Saturday, October 31, 2009

Manufacturing the Chateau Papillon Graveyard, Part 3: Pumpkins

Something Beth and I both used to enjoy about Halloween--for me something going well back to childhood--was carving pumpkins into Jack O' the Lanterns. Back in Blacksburg, we went so far one year as to create a couple of Goomba-style (think the Super Mario video game series) "alien" carvings from strange, mushroom-shaped melons we picked up at a farmer's market.

We've kept such busy lives the past few years, though, that even during our rental home years in Vienna, we didn't get to indulge in sculpting melons into creatures of horror and whimsy. This year, hurried and hectic as it's been, we managed to put together a couple of pumpkins, though--I made a point last weekend of picking several up at Safeway and Sam's Club:

Now who left that knife in the poor Peter Pumpkin's head?I'm not sure quite where I got the original idea for poor Peter Pumpkinhead here and his grisly demise. I think I'd just read through the latest set of hung-over pumpkins making the e-mail rounds (a creative use of pumpkin innards, I must admit, if one that gets recycled each year), and maybe thought back to the scene in It's the Great Pumpkin, Charlie Brown! where Linus bemoans Lucy "killing" the pumpkin with her incision. There's probably even a bit of Calvin and Hobbes' demented snowmen in him.
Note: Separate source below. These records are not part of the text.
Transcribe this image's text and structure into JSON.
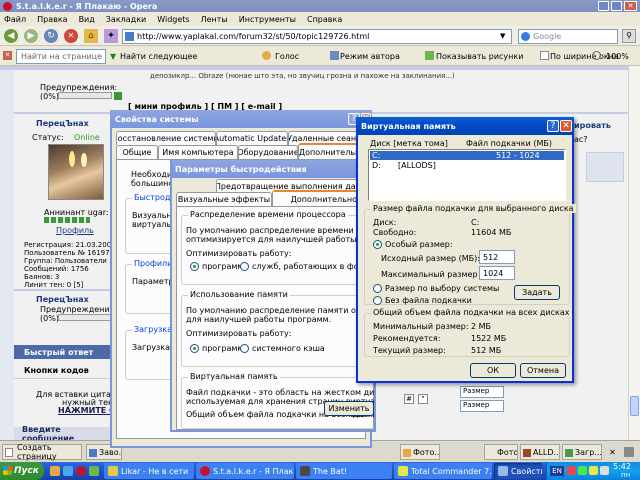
{
  "browser": {
    "title": "S.t.a.l.k.e.r - Я Плакаю - Opera",
    "menu": [
      "Файл",
      "Правка",
      "Вид",
      "Закладки",
      "Widgets",
      "Ленты",
      "Инструменты",
      "Справка"
    ],
    "url": "http://www.yaplakal.com/forum32/st/50/topic129726.html",
    "search_placeholder": "Google",
    "find_placeholder": "Найти на странице",
    "toolbar": {
      "next": "Найти следующее",
      "voice": "Голос",
      "author_mode": "Режим автора",
      "show_images": "Показывать рисунки",
      "fit_width": "По ширине окна",
      "zoom": "100%"
    }
  },
  "forum": {
    "warnings_label": "Предупреждения:",
    "warnings_value": "(0%)",
    "post_snippet": "депозиклр... Obraze (нюнае што эта, но звучиц грозна и пахоже на заклинания...)",
    "profile_links": "[ мини профиль ] [ ПМ ] [ e-mail ]",
    "username": "ПерецЪнах",
    "status_label": "Статус:",
    "status_value": "Online",
    "rank": "Аннинант ugar:",
    "profile_link": "Профиль",
    "stats": [
      "Регистрация: 21.03.200",
      "Пользователь № 16197",
      "Группа: Пользователи",
      "Сообщений: 1756",
      "Баянов: 3",
      "Линит тен: 0 [5]"
    ],
    "username2": "ПерецЪнах",
    "quick_reply": "Быстрый ответ",
    "code_buttons": "Кнопки кодов",
    "quote_help": "Для вставки цитаты нужный текст",
    "press_here": "НАЖМИТЕ СЮ",
    "enter_message": "Введите сообщение",
    "right_link": "ировать",
    "right_text": "ас?",
    "fontsize_label": "Размер",
    "fontsize_value": "Размер"
  },
  "sysprops": {
    "title": "Свойства системы",
    "tabs_row1": [
      "Восстановление системы",
      "Automatic Updates",
      "Удаленные сеансы"
    ],
    "tabs_row2": [
      "Общие",
      "Имя компьютера",
      "Оборудование",
      "Дополнительно"
    ],
    "necessary": "Необходимо",
    "majority": "большинств",
    "group_perf": "Быстродей",
    "visual": "Визуальны",
    "virtual": "виртуальн",
    "group_profiles": "Профили по",
    "params": "Параметры",
    "group_boot": "Загрузка и в",
    "boot": "Загрузка и в"
  },
  "perf": {
    "title": "Параметры быстродействия",
    "tabs": [
      "Предотвращение выполнения данных",
      "Визуальные эффекты",
      "Дополнительно"
    ],
    "sched_group": "Распределение времени процессора",
    "sched_text": [
      "По умолчанию распределение времени процессора",
      "оптимизируется для наилучшей работы программ."
    ],
    "optimize_label": "Оптимизировать работу:",
    "opt_programs": "программ",
    "opt_services": "служб, работающих в фоновом ре",
    "mem_group": "Использование памяти",
    "mem_text": [
      "По умолчанию распределение памяти оптимизируется",
      "для наилучшей работы программ."
    ],
    "mem_optimize_label": "Оптимизировать работу:",
    "mem_programs": "программ",
    "mem_cache": "системного кэша",
    "vm_group": "Виртуальная память",
    "vm_text": [
      "Файл подкачки - это область на жестком диске,",
      "используемая для хранения страниц виртуальной памяти."
    ],
    "vm_total_label": "Общий объем файла подкачки на всех дисках:",
    "vm_total_value": "512 МБ",
    "change_button": "Изменить"
  },
  "vm": {
    "title": "Виртуальная память",
    "col_drive": "Диск [метка тома]",
    "col_pagefile": "Файл подкачки (МБ)",
    "drives": [
      {
        "drive": "C:",
        "label": "",
        "size": "512 - 1024"
      },
      {
        "drive": "D:",
        "label": "[ALLODS]",
        "size": ""
      }
    ],
    "selected_group": "Размер файла подкачки для выбранного диска",
    "disk_label": "Диск:",
    "disk_value": "C:",
    "free_label": "Свободно:",
    "free_value": "11604 МБ",
    "custom_size": "Особый размер:",
    "initial_label": "Исходный размер (МБ):",
    "initial_value": "512",
    "max_label": "Максимальный размер (МБ):",
    "max_value": "1024",
    "system_size": "Размер по выбору системы",
    "no_pagefile": "Без файла подкачки",
    "set_button": "Задать",
    "total_group": "Общий объем файла подкачки на всех дисках",
    "min_label": "Минимальный размер:",
    "min_value": "2 МБ",
    "rec_label": "Рекомендуется:",
    "rec_value": "1522 МБ",
    "cur_label": "Текущий размер:",
    "cur_value": "512 МБ",
    "ok": "ОК",
    "cancel": "Отмена"
  },
  "opera_tabs": [
    "Создать страницу",
    "Заво...",
    "Фото...",
    "ALLD...",
    "Загр..."
  ],
  "taskbar": {
    "start": "Пуск",
    "tasks": [
      "Likar - Не в сети",
      "S.t.a.l.k.e.r - Я Плака...",
      "The Bat!",
      "Total Commander 7.0 p...",
      "Свойства системы"
    ],
    "lang": "EN",
    "time": "5:42",
    "day": "пн"
  }
}
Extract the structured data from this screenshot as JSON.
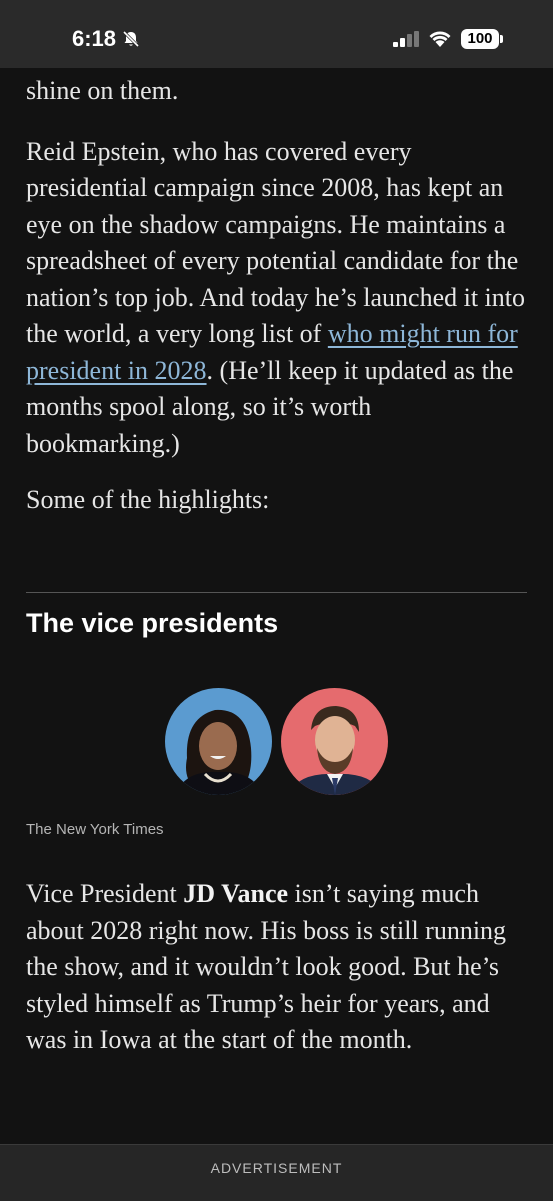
{
  "status_bar": {
    "time": "6:18",
    "battery": "100"
  },
  "article": {
    "cut_text": "shine on them.",
    "para1_before_link": "Reid Epstein, who has covered every presidential campaign since 2008, has kept an eye on the shadow campaigns. He maintains a spreadsheet of every potential candidate for the nation’s top job. And today he’s launched it into the world, a very long list of ",
    "para1_link": "who might run for president in 2028",
    "para1_after_link": ". (He’ll keep it updated as the months spool along, so it’s worth bookmarking.)",
    "highlights": "Some of the highlights:",
    "section_title": "The vice presidents",
    "credit": "The New York Times",
    "para2_before": "Vice President ",
    "para2_bold": "JD Vance",
    "para2_after": " isn’t saying much about 2028 right now. His boss is still running the show, and it wouldn’t look good. But he’s styled himself as Trump’s heir for years, and was in Iowa at the start of the month."
  },
  "advertisement": {
    "label": "ADVERTISEMENT"
  },
  "colors": {
    "background": "#121212",
    "link": "#8eb7d8",
    "avatar_left_bg": "#5b9bd0",
    "avatar_right_bg": "#e56b6e"
  }
}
But at any rate, Peter came out on the wrong end of some argument--perhaps King Eggplant came home and caught ol' Peter in bed with his wife the Summer Squash. That knife didn't just grow from Peter's forehead, though, and his expression of shock at the discovery quickly gave way to a fatal dismay. Poor Peter!

Evil Jack O' the LanternAfter crafting Peter's sorry, sordid tale of death by plastic knife misadventure, I tasked Beth with designing an evil, menacing pumpkin face. The result above does Jack O' the Lantern himself and his cursed fallen soul proud; I took her design and carved a few embellishments (like the slits in the eyes) and the row of gnashing teeth beneath his two vampiric fangs. I'm only surprised Mr. Jack didn't send a few more kids screaming in terror.

Finally, I wanted to share an after-dark photo of Peter Pumpkinhead. Though in the shadows you can't see the blood running down his gourdy forehead, his tragic expression is rendered that much better.

A successful return of our pumpkin-carving traditions, wouldn't you say?